Di sebuah restoran ternama seantero kota besar ini, meluap aroma masakan yang menyergap hidung dan membuat perut terus berdemo meminta haknya. Interior restoran yang bernuansa klasik, menjadi ciri khas di setiap meja dan kursinya memakai kayu jati. Aroma kayu menenangkan menggabungkan hasrat ingin berbetah lama di tempat itu. Saat itu, di pojok restoran yang dekat kaca besar, terdapat seorang wanita yang tengah berkutat dengan laptop dan bukunya, sesekali dia juga menyesap kopi yang masih mengepul.
“Kenapa mukamu kusut gitu sih?” celetuk Resti yang baru hadir. Ia langsung mendaratkan pantatnya di kursi sambil mengunyah fried potatoes yang masih hangat. Jika diamati lebih jeli, Resti seperti orang yang tengah kelaparan. Tentu saja, bisa dibilang dia tak punya waktu untuk makan, lebih tepatnya waktu dia terlalu sedikit untuk makan. Karena ini hari libur, maka jadwalnya dia untuk makan sepuasnya.
“Ya, aku harus membuat naskah.” Keti memijat pelipis, dia merasa pusing sekali.
“Oh, lihatlah! Sudah berapa kali naskahmu ditolak? Ayolah, jangan membuatku takut.” Resti menggidikkan bahunya seperti menggigil.
“Oh, astaga!” seru Keti sambil melempar sepotong fried potatoes ke arahnya dengan wajah galak. Dia langsung menghalau dengan tas jinjing mewahnya. Mukanya berubah menyebalkan tapi terlihat lucu.
“Kau akan datang ke acara komunitas kita, kan?” tanya Resti dengan hati-hati. Dia benar-benar tahu Keti tidak terlalu suka sebuah acara.

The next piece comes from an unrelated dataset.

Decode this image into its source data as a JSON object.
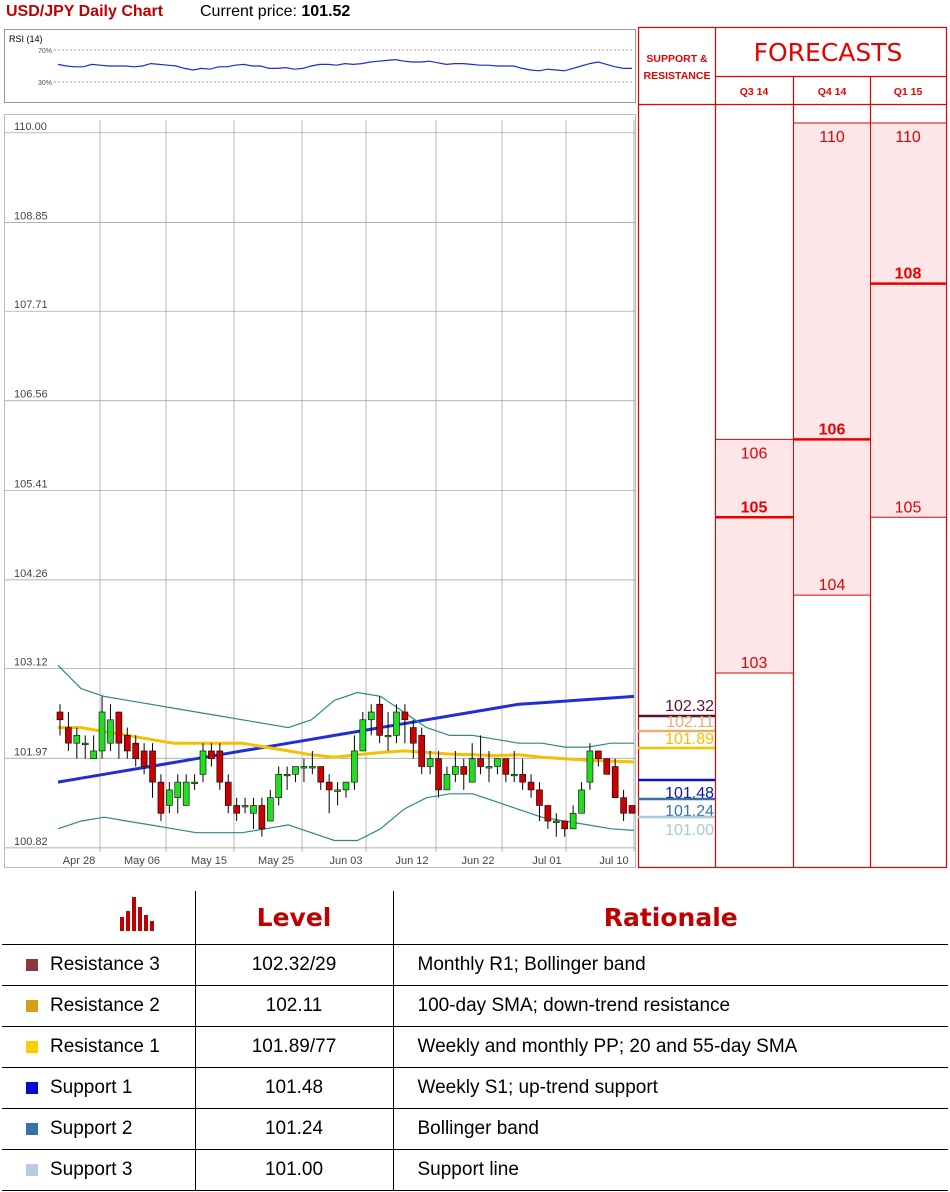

Keti menghela napas perlahan, “Ah, acara Sosial Edukasi? Entahlah ...” Keti menerawang sepertinya acara itu pasti sangat ramai.
“Ayolah, ini tidak buruk. Siapa tahu kamu mendapatkan ide untuk tulisanmu itu?” senyum Resti mengembang. Keti tahu Resti sedang membujuknya. Sahabatnya itu benar-benar ingin membantunya keluar dari zona nyaman.
Tidak ada salahnya mencoba, kan? “Baiklah. Tapi aku tidak menjamin makanmu nanti.”
“Ah, kenapa kau jahat sekali?!” erang Resti.